En parallèle aux évolutions stratégiques qui visent à assurer l’égalité genre, et afin d’assurer la mise en œuvre réelle de ces orientations à travers des programmes et politiques sensibles au genre, le Maroc s’est engagé depuis le début des années 2000 à ancrer la Budgétisation Sensible au Genre. C’est à ce titre que le ministère de l’Economie et des Finances publie chaque année le Rapport de Budget Axé sur les Résultats qui tient en compte l’aspect genre, ce qui décrit les efforts budgétaires déployés par plusieurs départements ministériels en matière d’égalité hommes femmes.
La Budgétisation Sensible au Genre a été institutionnalisée dans un cadre législatif qui fait partie, aujourd’hui, des pratiques budgétaires de plusieurs départements ministériels et qui s’impose comme un facteur clé de succès de financement des politiques de réduction des inégalités genre. A ce titre, la circulaire qui concerne la programmation du budget triennal 2024-2026 a encouragé les départements ministériels à intégrer les différents axes du Plan Gouvernemental pour l’égalité qui s’inscrivent dans leur champ de compétence.
Des défis persistants malgré les avancées
Malgré les progrès réalisés, les femmes marocaines continuent de faire face à des obstacles structurels qui entravent leur autonomisation. Ces défis s’étalent à travers un accès limité au marché du travail. Le taux d’activité des femmes au Maroc reste faible. Il était de 20,9% en 2022, contre 70,4% pour les hommes, selon le Haut-Commissariat au Plan (HCP). Ces chiffres s’expliquent par plusieurs facteurs, comme la persistance de stéréotypes de genre et le manque de crèches ou de services de transport. En outre, selon la Banque mondiale, les femmes marocaines gagnent en moyenne 20 à 30% de moins que les hommes pour un même poste, ce qui empêche leur indépendance économique.
Des disparités en matière d’éducation persistent. D’après le HCP en 2023, le taux d’abandon scolaire des filles en milieu rural reste élevé, 12% au collège et 26% au lycée. Cet abandon est souvent le résultat de mariages précoces, et au manque de transport scolaire.
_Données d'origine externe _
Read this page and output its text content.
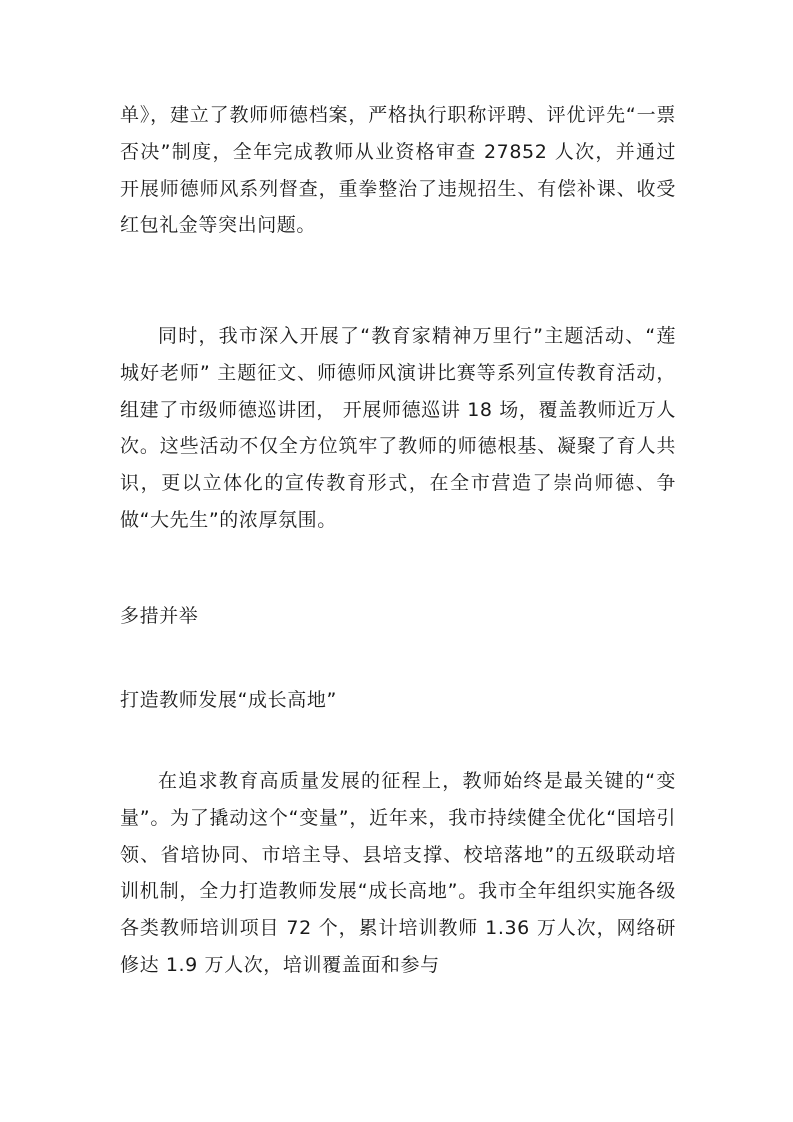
单》，建立了教师师德档案，严格执行职称评聘、评优评先“一票否决”制度，全年完成教师从业资格审查 27852 人次，并通过开展师德师风系列督查，重拳整治了违规招生、有偿补课、收受红包礼金等突出问题。

同时，我市深入开展了“教育家精神万里行”主题活动、“莲城好老师” 主题征文、师德师风演讲比赛等系列宣传教育活动，组建了市级师德巡讲团， 开展师德巡讲 18 场，覆盖教师近万人次。这些活动不仅全方位筑牢了教师的师德根基、凝聚了育人共识，更以立体化的宣传教育形式，在全市营造了崇尚师德、争做“大先生”的浓厚氛围。

多措并举

打造教师发展“成长高地”

在追求教育高质量发展的征程上，教师始终是最关键的“变量”。为了撬动这个“变量”，近年来，我市持续健全优化“国培引领、省培协同、市培主导、县培支撑、校培落地”的五级联动培训机制，全力打造教师发展“成长高地”。我市全年组织实施各级各类教师培训项目 72 个，累计培训教师 1.36 万人次，网络研修达 1.9 万人次，培训覆盖面和参与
La violence à l’égard des femmes demeure un souci majeur. Bien que la loi 103-13 selon le Dahir n° 1-18-19 du 5 joumada II 1439, relative à la lutte contre les violences faites aux femmes, adoptée en 2018, représente une avancée, sa mise en œuvre représente toujours un défi. Selon le Centre pour la gouvernance du secteur de la sécurité à Genève, seulement 10,4% des femmes victimes de violence portent plainte ou optent pour une action juridique auprès des autorités compétentes, en raison de la peur, du manque de soutien juridique et les normes sociales et les mentalités tolérant certaines formes de violence.